I hated Sister Margaret then and because of her I forced myself to throw up the next day so that I could stay home from school. “Okay,” my parents said, “but there’ll be no one else around with you all day.” “That’s all right,” I feebly muttered, in my best Ferris Beuhler voice (though this was long before the movie).
I stayed home bored out of my mind. (My mother hid the tv cord and I could find nothing much to do). I searched the basement and found an orange rectangular book called The Life of Christopher Columbus. It was my older brother’s and it looked cool. I liked the illustrations, Columbus surveying the New World from the prow of the ship; Columbus brought low, in the hold. “I know how you feel, brother,” he seemed to be saying. This was the first book I read by myself, and while I did not exactly become a voracious reader after this experience – who could with baseball diamonds and tennis courts all around? – I was very proud of my accomplishment and kept the memory of that book inside the trophy case of my memory, pulling it out whenever I doubted my abilities in school.
In 10th grade, I remember reading Brave New World on a bench outside school when a P.E. teacher said, “What are you doing with a book, O’Connor?” A P.E. teacher, for Chrissake! This was devastating to me (even though I was a C- student up until this point, finding school unbearably boring and artificial) since it forced me for the first time to confront the image I must have been projecting to the world (or, at least to Coach Kuskie, who might have stood in for the world as well as anyone else in my life at that moment). Brave New World seemed revolutionary to me – prescient, pressing – and I really wanted to know about Huxley’s life and what could have led him to develop his super-cynicism.
I began to read and began to judge people by what they read. My favorite book that year was Black Boy, a book I identified closely with, since it, too, is a story of literary awakening. This book made me want to write, and that year I published two stories in the school literary magazine, The Gift Horse: one a blatant rip-off of the Tolkein craze; the other an almost unsurpassably pretentious story called M.E. (Mount Emotion). No subtle symbols for me; I needed an Everest-sized avatar of my budding personhood.
I coasted through the next four years of school without too many breakthroughs, though some books have stayed with me in powerful ways – The Great Gatsby, the first paper I ever typed, which was an analysis of the Eggs, and Nick’s inchoate adulthood; and all those truth tellers: King Lear’s Cordelia, Holden Caulfield – and everything by Kurt Vonnegut.
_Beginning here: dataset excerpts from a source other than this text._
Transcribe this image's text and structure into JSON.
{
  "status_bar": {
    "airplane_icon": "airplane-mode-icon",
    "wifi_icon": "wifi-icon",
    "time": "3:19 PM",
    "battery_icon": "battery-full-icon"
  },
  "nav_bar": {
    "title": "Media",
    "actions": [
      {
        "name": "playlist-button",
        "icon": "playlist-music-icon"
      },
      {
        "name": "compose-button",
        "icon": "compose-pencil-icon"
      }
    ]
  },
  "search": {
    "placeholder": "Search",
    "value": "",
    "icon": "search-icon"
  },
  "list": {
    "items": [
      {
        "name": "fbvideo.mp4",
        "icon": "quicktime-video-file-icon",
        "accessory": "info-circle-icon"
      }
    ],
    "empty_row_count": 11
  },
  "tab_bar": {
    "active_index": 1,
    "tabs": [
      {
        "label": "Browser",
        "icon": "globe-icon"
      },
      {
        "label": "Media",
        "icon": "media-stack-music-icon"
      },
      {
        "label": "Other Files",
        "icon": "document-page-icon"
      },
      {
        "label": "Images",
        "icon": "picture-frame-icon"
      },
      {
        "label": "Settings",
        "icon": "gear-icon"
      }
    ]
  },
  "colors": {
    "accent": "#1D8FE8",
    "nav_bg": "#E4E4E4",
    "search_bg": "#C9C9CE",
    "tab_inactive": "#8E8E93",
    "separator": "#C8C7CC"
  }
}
But Eleni has been the greatest influence on my reading life. No, not the Nicholas Gage novel, but the woman who became my wife, and still the best-read person I have ever met. She led me toward Henry James, Dickens, and James Joyce. In an Anglo-Irish Lit. class, we read the short story “The Dead,” which features a scene set in Oughterard, County Galway, my father’s hometown. For the first time in my life, I was proud to be Irish-American. Suddenly, my white trash, Mick roots were cool, European. How I loved to hear the professor say that Joyce was the greatest writer of the century and that tiny Ireland, one-fifth the size of Illinois, had produced four Nobel laureates. “Better, I daresay,” he’d add, “than Illinois has done.”
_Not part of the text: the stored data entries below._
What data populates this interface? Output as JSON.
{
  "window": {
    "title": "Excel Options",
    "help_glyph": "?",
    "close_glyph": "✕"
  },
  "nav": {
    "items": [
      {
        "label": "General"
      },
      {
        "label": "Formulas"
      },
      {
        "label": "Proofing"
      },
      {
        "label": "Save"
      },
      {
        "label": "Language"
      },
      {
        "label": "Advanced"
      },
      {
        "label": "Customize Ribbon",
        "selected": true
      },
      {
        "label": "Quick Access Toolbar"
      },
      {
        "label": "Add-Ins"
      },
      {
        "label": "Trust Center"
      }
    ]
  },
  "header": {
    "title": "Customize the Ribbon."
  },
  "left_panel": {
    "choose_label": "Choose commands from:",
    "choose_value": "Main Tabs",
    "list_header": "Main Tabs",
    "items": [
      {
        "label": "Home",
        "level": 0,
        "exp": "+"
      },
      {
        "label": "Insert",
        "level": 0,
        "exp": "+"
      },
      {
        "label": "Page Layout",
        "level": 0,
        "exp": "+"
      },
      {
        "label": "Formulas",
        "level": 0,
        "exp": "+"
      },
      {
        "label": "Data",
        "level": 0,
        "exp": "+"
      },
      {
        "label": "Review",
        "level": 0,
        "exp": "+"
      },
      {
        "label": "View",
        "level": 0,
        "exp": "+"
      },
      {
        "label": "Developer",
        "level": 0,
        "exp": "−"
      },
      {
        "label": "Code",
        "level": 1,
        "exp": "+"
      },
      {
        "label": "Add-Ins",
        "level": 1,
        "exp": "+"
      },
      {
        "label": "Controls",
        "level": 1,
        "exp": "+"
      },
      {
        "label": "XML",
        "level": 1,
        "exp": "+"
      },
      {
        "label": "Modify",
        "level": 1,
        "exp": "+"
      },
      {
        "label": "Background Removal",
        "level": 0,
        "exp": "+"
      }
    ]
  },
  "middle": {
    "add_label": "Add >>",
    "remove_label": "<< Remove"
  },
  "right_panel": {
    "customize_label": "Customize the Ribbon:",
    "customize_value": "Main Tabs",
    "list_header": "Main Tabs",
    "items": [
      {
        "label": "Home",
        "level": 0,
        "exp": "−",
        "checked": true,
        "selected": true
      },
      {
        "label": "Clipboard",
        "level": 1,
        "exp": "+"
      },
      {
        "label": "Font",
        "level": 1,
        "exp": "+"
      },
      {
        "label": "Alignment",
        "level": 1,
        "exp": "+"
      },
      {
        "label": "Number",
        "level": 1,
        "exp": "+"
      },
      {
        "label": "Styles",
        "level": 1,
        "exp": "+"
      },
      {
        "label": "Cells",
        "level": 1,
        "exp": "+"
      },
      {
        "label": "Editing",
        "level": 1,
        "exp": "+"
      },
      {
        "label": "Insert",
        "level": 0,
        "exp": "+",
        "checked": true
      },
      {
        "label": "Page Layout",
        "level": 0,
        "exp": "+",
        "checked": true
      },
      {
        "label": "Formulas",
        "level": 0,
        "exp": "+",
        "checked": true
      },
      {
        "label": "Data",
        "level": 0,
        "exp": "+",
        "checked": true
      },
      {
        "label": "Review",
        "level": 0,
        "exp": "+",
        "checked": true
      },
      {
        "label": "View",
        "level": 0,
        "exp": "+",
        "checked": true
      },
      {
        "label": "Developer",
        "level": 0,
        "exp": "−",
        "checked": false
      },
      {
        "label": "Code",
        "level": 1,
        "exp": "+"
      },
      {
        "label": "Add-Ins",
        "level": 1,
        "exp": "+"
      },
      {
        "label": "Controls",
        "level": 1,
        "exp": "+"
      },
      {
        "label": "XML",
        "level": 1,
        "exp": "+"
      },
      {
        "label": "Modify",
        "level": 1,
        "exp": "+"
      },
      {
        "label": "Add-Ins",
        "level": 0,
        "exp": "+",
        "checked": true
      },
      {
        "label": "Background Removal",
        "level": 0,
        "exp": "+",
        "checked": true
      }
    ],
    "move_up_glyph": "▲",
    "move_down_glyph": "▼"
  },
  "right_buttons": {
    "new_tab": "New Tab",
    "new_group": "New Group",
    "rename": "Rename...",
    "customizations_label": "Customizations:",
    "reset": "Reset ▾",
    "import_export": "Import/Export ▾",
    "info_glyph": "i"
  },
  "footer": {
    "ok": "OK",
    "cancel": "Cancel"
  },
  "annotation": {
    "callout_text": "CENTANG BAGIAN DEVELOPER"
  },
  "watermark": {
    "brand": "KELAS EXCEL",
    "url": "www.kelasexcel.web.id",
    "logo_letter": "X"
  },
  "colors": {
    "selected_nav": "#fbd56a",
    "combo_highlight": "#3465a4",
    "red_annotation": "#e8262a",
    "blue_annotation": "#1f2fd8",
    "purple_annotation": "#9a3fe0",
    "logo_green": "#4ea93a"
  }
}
Just before I came back to this draft, I left the living room where my wife and I were reading. She is reading Love Medicine, by one of my favorite writers (I love having read enough to recommend writers), and I am reading Epitaph of a Small Winner, by Machado de Assis, a book I realized just a few pages in will be one of the greatest books I will ever read, a book to whom so many of my favorites are clearly indebted – Marquez, Cortazar, Rushdie.
Reading leaves me feeling elated and despondent by the same truth: You are hopelessly ignorant and the water is rising. But reading has also saved my life. I had been adrift scholastically, teetering on the edge of the world, in danger of drowning like my father, a man who never learned to read. Books, essentially made from the same pulpy substance as Columbus’s armada, have kept me afloat, traveling around the world in search of other seekers.